Solved – YOLOv3 loss function

loss-functionsneural networksyolo

Follow-up to stats.stackexchange.com/questions/373266/yolo-v3-loss-function:

In trying to finalize the development of my training labels and loss function I'm confused by the part in bold in the quote below (from the YOLOv3 paper). I'm considering that "bounding box prior" is synonymous with "anchor".

YOLOv3 predicts an objectness score for each bounding box using logistic regression. This should be 1 if the bounding box prior overlaps a ground truth object by more than any other bounding box prior. If the bounding box prior is not the best but does overlap a ground truth object by more than some threshold, we ignore the prediction, following [17]. We use the threshold of .5. Unlike [17] our system only assigns one bounding box prior for each ground truth object.
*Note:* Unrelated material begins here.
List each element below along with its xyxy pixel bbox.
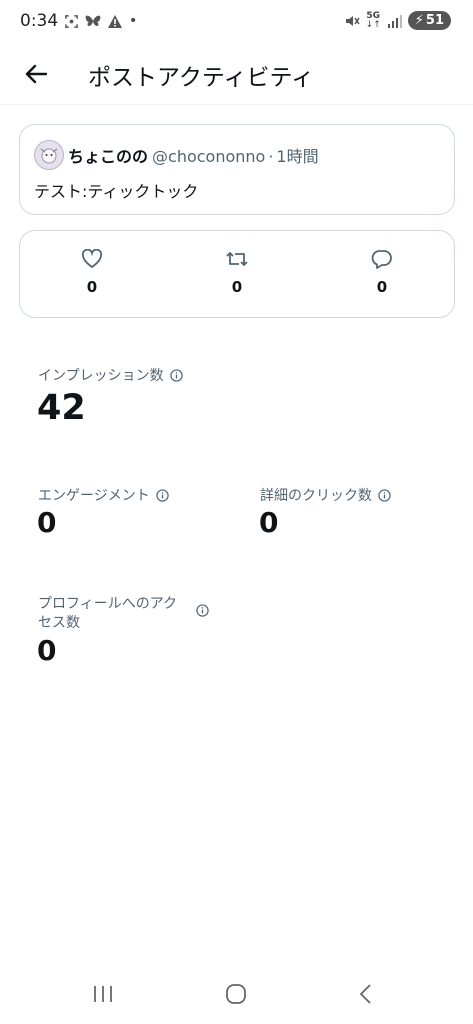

If a bounding box prior is not assigned to a ground truth object, it incurs no loss for coordinate or class predictions, only objectness.

Question 1

Is the bold portion above saying that if there is more than one anchor with an IOU > 0.5, then the ground truth object is not considered at all? It makes sense that the anchor with the highest/best IOU be responsible for a particular ground truth object, but the threshold doesn't make sense to me. It seems to be implying a threshold being considered for the anchor with the second-highest IOU ("not the best but does overlap a ground truth object by more than some threshold").

Question 2

Does YOLOv3 still make use of $\lambda_{coord}$ and $\lambda_{noobj}$? Assuming so and putting it all together, does the below loss function look correct? The below assumes a prediction vector of $t_x$, $t_y$, $t_w$, $t_h$, $t_o$, $s_1$, $…$, $s_C$ and a corresponding ground truth label of $\hat{t}_x$, $\hat{t}_y$, $\hat{t}_w$, $\hat{t}_h$, $\hat{y}_o$, $\hat{y}_1$, $…$, $\hat{y}_C$, where C equals the number of total classes, $y \in \{0,1\}$, and $BCE$ represents binary cross-entropy.
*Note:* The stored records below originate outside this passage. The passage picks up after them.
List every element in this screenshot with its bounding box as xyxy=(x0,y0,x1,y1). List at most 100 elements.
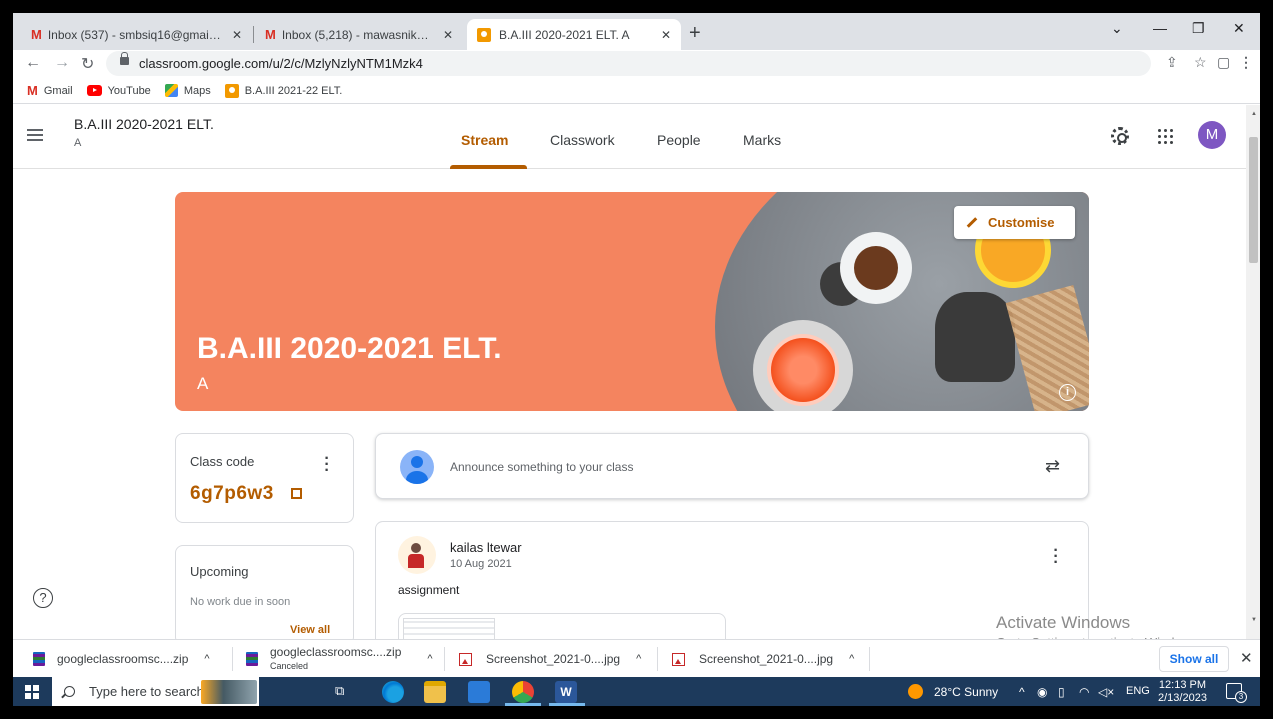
more-options-icon[interactable]: · · · xyxy=(324,451,330,479)
close-tab-icon[interactable]: ✕ xyxy=(661,28,671,42)
share-icon[interactable]: ⇪ xyxy=(1166,54,1178,71)
bookmark-youtube[interactable]: YouTube xyxy=(86,85,151,97)
windows-start-icon[interactable] xyxy=(25,685,39,699)
class-name[interactable]: B.A.III 2020-2021 ELT. xyxy=(74,116,214,132)
banner-grapefruit-art xyxy=(767,334,839,406)
chevron-up-icon[interactable]: ^ xyxy=(849,653,854,665)
close-tab-icon[interactable]: ✕ xyxy=(232,28,242,42)
settings-gear-icon[interactable] xyxy=(1111,127,1129,145)
announce-placeholder[interactable]: Announce something to your class xyxy=(450,460,633,474)
download-filename: googleclassroomsc....zip xyxy=(57,652,189,666)
upcoming-card: Upcoming No work due in soon View all xyxy=(175,545,354,645)
volume-icon[interactable]: ◁× xyxy=(1098,685,1114,699)
tab-classwork[interactable]: Classwork xyxy=(550,132,615,148)
show-all-button[interactable]: Show all xyxy=(1159,646,1229,672)
post-more-options-icon[interactable]: · · · xyxy=(1053,543,1059,571)
download-item[interactable]: googleclassroomsc....zip ^ xyxy=(33,640,210,678)
search-highlight-art[interactable] xyxy=(201,680,257,704)
announce-box[interactable]: Announce something to your class ⇄ xyxy=(375,433,1089,499)
url-text[interactable]: classroom.google.com/u/2/c/MzlyNzlyNTM1M… xyxy=(139,56,423,71)
file-explorer-icon[interactable] xyxy=(424,681,446,703)
gmail-icon: M xyxy=(265,27,276,42)
new-tab-button[interactable]: + xyxy=(689,22,701,45)
side-panel-icon[interactable]: ▢ xyxy=(1217,54,1230,71)
help-icon[interactable]: ? xyxy=(33,588,53,608)
location-icon[interactable]: ◉ xyxy=(1037,685,1047,699)
taskbar-clock[interactable]: 12:13 PM 2/13/2023 xyxy=(1158,679,1207,705)
window-close-icon[interactable]: ✕ xyxy=(1233,20,1245,37)
main-menu-icon[interactable] xyxy=(27,129,43,141)
close-shelf-icon[interactable]: ✕ xyxy=(1240,649,1253,667)
download-item[interactable]: googleclassroomsc....zip Canceled ^ xyxy=(246,640,433,678)
task-view-icon[interactable]: ⧉ xyxy=(335,683,344,699)
account-avatar[interactable]: M xyxy=(1198,121,1226,149)
chrome-menu-icon[interactable]: ⋮ xyxy=(1239,54,1253,71)
restore-icon[interactable]: ❐ xyxy=(1192,20,1205,37)
tab-search-icon[interactable]: ⌄ xyxy=(1111,20,1123,37)
bookmark-classroom[interactable]: B.A.III 2021-22 ELT. xyxy=(224,83,342,98)
view-all-link[interactable]: View all xyxy=(290,624,330,636)
back-icon[interactable]: ← xyxy=(25,54,41,72)
class-code-card: Class code · · · 6g7p6w3 xyxy=(175,433,354,523)
chevron-up-icon[interactable]: ^ xyxy=(204,653,209,665)
upcoming-title: Upcoming xyxy=(190,564,249,579)
chrome-icon[interactable] xyxy=(512,681,534,703)
customise-button[interactable]: Customise xyxy=(954,206,1075,239)
scroll-up-arrow-icon[interactable]: ▲ xyxy=(1251,111,1257,117)
post-date: 10 Aug 2021 xyxy=(450,558,512,570)
tab-people[interactable]: People xyxy=(657,132,701,148)
shelf-divider xyxy=(232,647,233,671)
class-code-label: Class code xyxy=(190,454,255,469)
weather-text[interactable]: 28°C Sunny xyxy=(934,685,998,699)
tab-marks[interactable]: Marks xyxy=(743,132,781,148)
close-tab-icon[interactable]: ✕ xyxy=(443,28,453,42)
bookmark-maps[interactable]: Maps xyxy=(164,84,211,97)
tab-stream[interactable]: Stream xyxy=(461,132,508,148)
scroll-down-arrow-icon[interactable]: ▼ xyxy=(1251,617,1257,623)
download-shelf: googleclassroomsc....zip ^ googleclassro… xyxy=(13,639,1260,677)
repost-icon[interactable]: ⇄ xyxy=(1045,456,1060,477)
browser-tab-gmail-2[interactable]: M Inbox (5,218) - mawasnik@gmail ✕ xyxy=(255,19,463,50)
scrollbar-thumb[interactable] xyxy=(1249,137,1258,263)
image-file-icon xyxy=(672,652,685,666)
address-bar: ← → ↻ classroom.google.com/u/2/c/MzlyNzl… xyxy=(13,50,1260,78)
input-language[interactable]: ENG xyxy=(1126,685,1150,697)
youtube-icon xyxy=(86,85,102,96)
store-icon[interactable] xyxy=(468,681,490,703)
shelf-divider xyxy=(869,647,870,671)
chevron-up-icon[interactable]: ^ xyxy=(636,653,641,665)
system-tray-chevron-icon[interactable]: ^ xyxy=(1019,685,1025,699)
battery-icon[interactable]: ▯ xyxy=(1058,685,1065,699)
download-item[interactable]: Screenshot_2021-0....jpg ^ xyxy=(672,640,854,678)
reload-icon[interactable]: ↻ xyxy=(81,54,94,74)
minimize-icon[interactable]: — xyxy=(1153,20,1167,36)
tab-title: Inbox (5,218) - mawasnik@gmail xyxy=(281,27,433,42)
wifi-icon[interactable]: ◠ xyxy=(1079,685,1089,699)
fullscreen-code-icon[interactable] xyxy=(291,488,302,499)
word-icon[interactable]: W xyxy=(555,681,577,703)
chevron-up-icon[interactable]: ^ xyxy=(427,653,432,665)
forward-icon[interactable]: → xyxy=(54,54,70,72)
download-item[interactable]: Screenshot_2021-0....jpg ^ xyxy=(459,640,641,678)
banner-section: A xyxy=(197,374,209,393)
archive-icon xyxy=(33,652,45,666)
browser-tab-gmail-1[interactable]: M Inbox (537) - smbsiq16@gmail.co ✕ xyxy=(21,19,252,50)
edge-icon[interactable] xyxy=(382,681,404,703)
bookmark-star-icon[interactable]: ☆ xyxy=(1194,54,1207,71)
active-tab-indicator xyxy=(450,165,527,169)
activate-windows-watermark: Activate Windows xyxy=(996,613,1131,632)
info-icon[interactable]: i xyxy=(1059,384,1076,401)
download-info: googleclassroomsc....zip Canceled xyxy=(270,645,401,673)
google-apps-icon[interactable] xyxy=(1158,129,1173,144)
image-file-icon xyxy=(459,652,472,666)
browser-tab-classroom[interactable]: B.A.III 2020-2021 ELT. A ✕ xyxy=(467,19,681,50)
download-filename: Screenshot_2021-0....jpg xyxy=(486,652,621,666)
download-filename: googleclassroomsc....zip xyxy=(270,645,402,659)
search-icon xyxy=(64,686,75,697)
lock-icon xyxy=(120,52,129,65)
bookmark-gmail[interactable]: M Gmail xyxy=(27,83,73,98)
weather-sun-icon[interactable] xyxy=(908,684,923,699)
notification-count-badge: 3 xyxy=(1235,691,1247,703)
omnibox[interactable]: classroom.google.com/u/2/c/MzlyNzlyNTM1M… xyxy=(106,51,1151,76)
gmail-icon: M xyxy=(31,27,42,42)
$$ \lambda_{coord} \sum_{i=0}^{S^2} \sum_{j=0}^{B} \mathbb{1}^{obj}_{i,j} \big[ (t_x – \hat{t}_x)^2 + (t_y – \hat{t}_y)^2 + (t_w – \hat{t}_w)^2 + (t_h – \hat{t}_h)^2 \big] \\
+ \sum_{i=0}^{S^2} \sum_{j=0}^{B} \mathbb{1}^{obj}_{i,j} \big[ – log(\sigma(t_o)) + \sum_{k=1}^{C} BCE(\hat{y}_k, \sigma(s_k)) \big] \\
+ \lambda_{noobj} \sum_{i=0}^{S^2} \sum_{j=0}^{B} \mathbb{1}^{noobj}_{i,j} \big[ -log(1-\sigma(t_o)) \big] $$

Best Answer

if you read the R-CNN paper it references it clarifies it a bit.
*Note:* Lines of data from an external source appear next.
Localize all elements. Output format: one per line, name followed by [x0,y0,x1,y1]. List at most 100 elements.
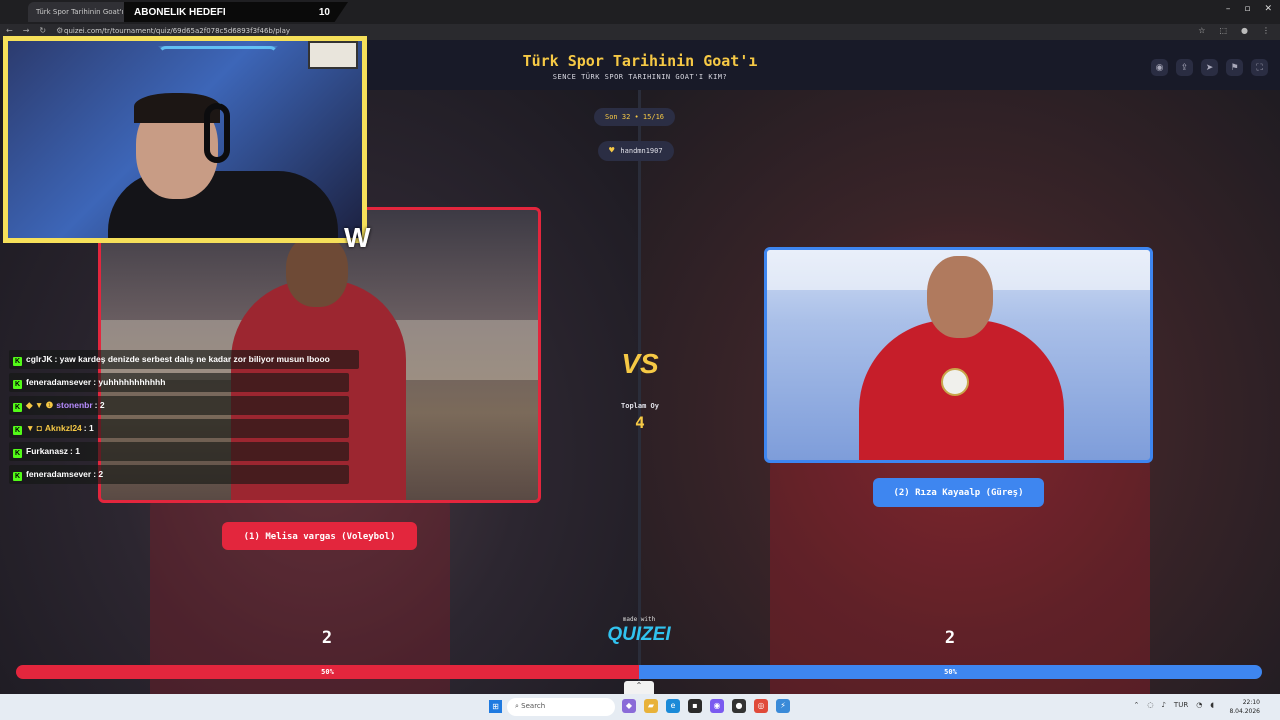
chat-badges: ◆ ▼ ❶ [26,400,54,410]
chat-text: : 2 [94,400,105,410]
share-icon[interactable]: ⇪ [1176,59,1193,76]
chrome-icon[interactable]: ◎ [754,699,768,713]
tab-bar: Türk Spor Tarihinin Goat'ı - Tie × ABONE… [0,0,1280,24]
bookmark-star-icon[interactable]: ☆ [1198,26,1205,35]
window-controls: – ▫ ✕ [1226,4,1272,14]
restore-icon[interactable]: ▫ [1244,4,1250,14]
forward-icon[interactable]: → [23,26,30,35]
webcam-overlay [3,36,367,243]
send-icon[interactable]: ➤ [1201,59,1218,76]
taskbar-apps: ◆ ▰ e ▪ ◉ ● ◎ ⚡ [622,699,790,713]
contestant-1-votes: 2 [321,628,333,648]
kick-badge-icon: K [13,403,22,412]
contestant-2-button[interactable]: (2) Rıza Kayaalp (Güreş) [873,478,1044,507]
round-indicator: Son 32 • 15/16 [594,108,676,126]
taskbar-search[interactable]: ⌕ Search [507,698,615,716]
volume-icon[interactable]: ◖ [1210,701,1214,709]
vs-icon: VS [621,348,659,379]
close-window-icon[interactable]: ✕ [1264,4,1272,14]
contestant-1-percent: 50% [16,665,639,679]
vote-progress-bar: 50% 50% [16,665,1262,679]
microphone-icon[interactable]: ♪ [1161,701,1165,709]
player-head [286,235,348,307]
goal-value: 10 [318,7,330,18]
app-icon[interactable]: ◆ [622,699,636,713]
edge-icon[interactable]: e [666,699,680,713]
fullscreen-icon[interactable]: ⛶ [1251,59,1268,76]
clock-date: 8.04.2026 [1229,708,1260,715]
profile-icon[interactable]: ● [1241,26,1248,35]
kick-badge-icon: K [13,449,22,458]
creator-name: handmn1907 [620,147,663,155]
chat-user: stonenbr [56,400,93,410]
windows-start-icon[interactable]: ⊞ [489,700,502,713]
chat-user: feneradamsever [26,469,92,479]
total-votes-label: Toplam Oy [621,402,659,410]
headset-icon [204,103,230,163]
browser-actions: ☆ ⬚ ● ⋮ [1198,26,1270,35]
obs-icon[interactable]: ● [732,699,746,713]
eye-icon[interactable]: ◉ [1151,59,1168,76]
windows-taskbar: ⊞ ⌕ Search ◆ ▰ e ▪ ◉ ● ◎ ⚡ ⌃ ◌ ♪ TUR ◔ ◖… [0,694,1280,720]
kick-badge-icon: K [13,426,22,435]
folder-icon[interactable]: ▰ [644,699,658,713]
heart-icon: ♥ [609,146,615,156]
extensions-icon[interactable]: ⬚ [1219,26,1227,35]
url-field[interactable]: quizei.com/tr/tournament/quiz/69d65a2f07… [64,27,290,35]
chat-message: KcglrJK: yaw kardeş denizde serbest dalı… [9,350,359,369]
kick-badge-icon: K [13,472,22,481]
discord-icon[interactable]: ◉ [710,699,724,713]
contestant-2-votes: 2 [944,628,956,648]
streamer-body [108,171,338,238]
chat-user: feneradamsever [26,377,92,387]
minimize-icon[interactable]: – [1226,4,1231,14]
kick-badge-icon: K [13,380,22,389]
reload-icon[interactable]: ↻ [39,26,46,35]
app-icon-2[interactable]: ⚡ [776,699,790,713]
contestant-2-card[interactable] [764,247,1153,463]
nav-buttons: ← → ↻ ⚙ [6,26,63,35]
chat-overlay: KcglrJK: yaw kardeş denizde serbest dalı… [9,350,359,488]
chat-text: : 1 [70,446,80,456]
contestant-2-percent: 50% [639,665,1262,679]
quizei-logo[interactable]: QUIZEI [598,624,680,646]
chat-user: Furkanasz [26,446,69,456]
chevron-up-icon[interactable]: ⌃ [624,681,654,694]
chat-message: K ◆ ▼ ❶ stonenbr: 2 [9,396,349,415]
chat-badges: ▼ ◘ [26,423,42,433]
site-info-icon[interactable]: ⚙ [56,26,63,35]
chat-message: K Furkanasz: 1 [9,442,349,461]
wall-poster [308,41,358,69]
chat-text: : 2 [93,469,104,479]
clock-time: 22:10 [1242,699,1260,706]
wifi-icon[interactable]: ◔ [1196,701,1202,709]
creator-badge[interactable]: ♥ handmn1907 [598,141,674,161]
made-with-label: made with [622,616,656,623]
flag-icon[interactable]: ⚑ [1226,59,1243,76]
channel-logo-icon: W [344,222,371,253]
chat-user: cglrJK [26,354,53,364]
network-icon[interactable]: ◌ [1147,701,1153,709]
language-indicator[interactable]: TUR [1174,701,1188,709]
terminal-icon[interactable]: ▪ [688,699,702,713]
player-head [927,256,993,338]
chat-user: Aknkzl24 [44,423,82,433]
back-icon[interactable]: ← [6,26,13,35]
medal [941,368,969,396]
kick-badge-icon: K [13,357,22,366]
chat-message: K ▼ ◘ Aknkzl24: 1 [9,419,349,438]
contestant-1-button[interactable]: (1) Melisa vargas (Voleybol) [222,522,417,550]
chat-text: : 1 [83,423,94,433]
goal-label: ABONELIK HEDEFI [134,7,226,18]
menu-icon[interactable]: ⋮ [1262,26,1270,35]
clock[interactable]: 22:10 8.04.2026 [1229,698,1260,716]
chat-message: Kfeneradamsever: yuhhhhhhhhhhh [9,373,349,392]
subscription-goal-banner: ABONELIK HEDEFI 10 [124,2,348,22]
system-tray: ⌃ ◌ ♪ TUR ◔ ◖ [1133,701,1214,709]
header-actions: ◉ ⇪ ➤ ⚑ ⛶ [1151,59,1268,76]
chevron-up-icon[interactable]: ⌃ [1133,701,1139,709]
total-votes-value: 4 [635,413,645,432]
chat-message: Kfeneradamsever: 2 [9,465,349,484]
chat-text: : yuhhhhhhhhhhh [93,377,166,387]
chat-text: : yaw kardeş denizde serbest dalış ne ka… [54,354,330,364]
  1. First, one predicted box is assigned to the ground truth based on which predicted box has the IoU. Then you have all the other predicted boxes that may not have had the highest IoU but do have an IoU over 0.5 with the object. These predicted boxes are not assigned to a ground truth but from what I understand, they are not included in the loss function (i.e. the last section for no object). Only predicted boxes which have an IoU of less than 0.5 with any object are considered in the no object loss. This is somewhat confusing as the approach to this has changed over the different iterations of YOLO. In the first YOLO there was no such threshold and these predicted boxes were included in the loss function, this was justified by the idea that each box specialises in detecting one object, but that approach doesn't seem to be used in YOLOv3. Perhaps because of the large increase in the number of boxes predicted compared to YOLOv1 and YOLOv2, this specialisation is no longer needed.

  2. I can't say exactly as the loss function was never explicitly given in YOLOv3 but I think it is almost correct. The one thing to add is that as there are 3 scales of detection for YOLOv3, the loss function you have will only sum over one of these scales. In YOLOv3 $S=13,26,52$ for all the scales.

P.S. I don't think bounding box prior is exactly synonymous with anchor box here but means the final prediction after calculating $b_x, b_y, b_h, b_w$, whereas anchor box is the predefined box which is determined by K-means testing on the training set ground truth boxes. But I may be wrong on that.